Вад. К. Да. «Ода Сталину» датируется январем – февралем 1937 года. Мандельштам действительно в 33-м году пишет памфлет на Сталина, крайне резкий, уничтожающий. А вот в 37-м у него о Сталине рождается, можно сказать, восторженное стихотворение. Это обычно рассматривают в том плане, что он либо в корыстных целях такое сделал, либо под восторгом было скрыто издевательство. Между тем один из ведущих наших филологов, Михаил Леонович Гаспаров, издавший книгу о поздних стихотворениях Мандельштама (она вышла в 1996 году), убедительно доказал, что все творчество поэта того времени прямо вело его к этой «Оде», что таков был органический, естественный процесс. И я глубоко убежден: вызвано это было именно происходившим общественным поворотом.
Если сравнивать стихи Пастернака о Сталине, которые были написаны в 35-м году и опубликованы в начале 36-го, с этими мандельштамовскими, то видно вот что. Пастернак пишет о Сталине по-прежнему – как о революционере прежде всего. У Мандельштама же он является как вождь восстанавливающегося государства. Как созидатель!

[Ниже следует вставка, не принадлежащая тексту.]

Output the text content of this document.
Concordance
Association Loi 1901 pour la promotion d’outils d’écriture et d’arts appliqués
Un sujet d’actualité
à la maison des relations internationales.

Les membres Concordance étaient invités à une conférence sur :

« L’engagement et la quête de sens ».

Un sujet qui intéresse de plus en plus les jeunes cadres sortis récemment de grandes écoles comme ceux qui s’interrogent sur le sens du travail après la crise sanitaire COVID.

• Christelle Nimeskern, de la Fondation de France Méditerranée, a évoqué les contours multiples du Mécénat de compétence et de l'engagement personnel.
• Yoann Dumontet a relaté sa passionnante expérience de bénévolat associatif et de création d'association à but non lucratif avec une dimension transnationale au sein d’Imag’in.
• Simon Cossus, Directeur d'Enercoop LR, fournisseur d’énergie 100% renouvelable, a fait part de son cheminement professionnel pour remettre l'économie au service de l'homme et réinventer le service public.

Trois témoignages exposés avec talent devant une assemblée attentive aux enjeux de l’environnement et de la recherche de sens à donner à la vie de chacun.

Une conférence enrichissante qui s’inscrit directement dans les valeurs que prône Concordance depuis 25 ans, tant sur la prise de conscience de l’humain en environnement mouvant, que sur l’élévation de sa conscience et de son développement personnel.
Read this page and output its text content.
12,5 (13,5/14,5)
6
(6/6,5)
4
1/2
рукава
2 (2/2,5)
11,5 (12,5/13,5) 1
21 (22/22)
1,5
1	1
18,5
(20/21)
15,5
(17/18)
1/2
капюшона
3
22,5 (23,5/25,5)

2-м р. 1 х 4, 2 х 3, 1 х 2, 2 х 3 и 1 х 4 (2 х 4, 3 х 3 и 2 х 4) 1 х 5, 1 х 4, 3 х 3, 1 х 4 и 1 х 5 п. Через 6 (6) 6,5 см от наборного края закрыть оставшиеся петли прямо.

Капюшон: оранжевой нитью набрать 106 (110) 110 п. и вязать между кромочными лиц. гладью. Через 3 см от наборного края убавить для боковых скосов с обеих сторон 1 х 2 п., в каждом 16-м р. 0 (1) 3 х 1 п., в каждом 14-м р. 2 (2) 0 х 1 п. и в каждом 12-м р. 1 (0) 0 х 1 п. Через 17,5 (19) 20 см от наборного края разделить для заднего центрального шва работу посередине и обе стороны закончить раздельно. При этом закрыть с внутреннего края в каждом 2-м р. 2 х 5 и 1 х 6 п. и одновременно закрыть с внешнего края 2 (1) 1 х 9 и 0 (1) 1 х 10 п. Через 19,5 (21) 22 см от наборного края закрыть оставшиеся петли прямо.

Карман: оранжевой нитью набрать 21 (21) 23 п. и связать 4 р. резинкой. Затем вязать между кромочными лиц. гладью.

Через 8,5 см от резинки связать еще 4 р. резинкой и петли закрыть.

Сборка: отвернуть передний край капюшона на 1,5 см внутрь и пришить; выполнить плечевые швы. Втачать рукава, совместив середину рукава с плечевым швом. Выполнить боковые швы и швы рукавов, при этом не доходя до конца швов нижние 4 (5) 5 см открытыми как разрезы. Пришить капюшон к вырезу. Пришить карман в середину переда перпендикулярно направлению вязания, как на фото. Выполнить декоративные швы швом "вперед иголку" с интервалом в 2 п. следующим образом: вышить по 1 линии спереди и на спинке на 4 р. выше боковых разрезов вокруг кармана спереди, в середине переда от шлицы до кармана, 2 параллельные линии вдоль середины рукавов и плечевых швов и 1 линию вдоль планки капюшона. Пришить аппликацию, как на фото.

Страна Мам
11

Это – о Сталине. Однако мне хотелось бы опять подчеркнуть, что дело здесь не лично в Сталине, а в изменениях, которые происходили, пусть только первыми шагами, но происходили в самой жизни страны. И очень характерно: когда Мандельштам находился в Воронеже, это хорошо известно, он ездил по области, посещал колхозы и находил в них положительные черты. Хотя до этого, в 33-м году, считал, что это своего рода орудие уничтожения народа. А тут он увидел уже нечто другое. Начала изменяться жизнь – стало изменяться и отношение поэта к ней.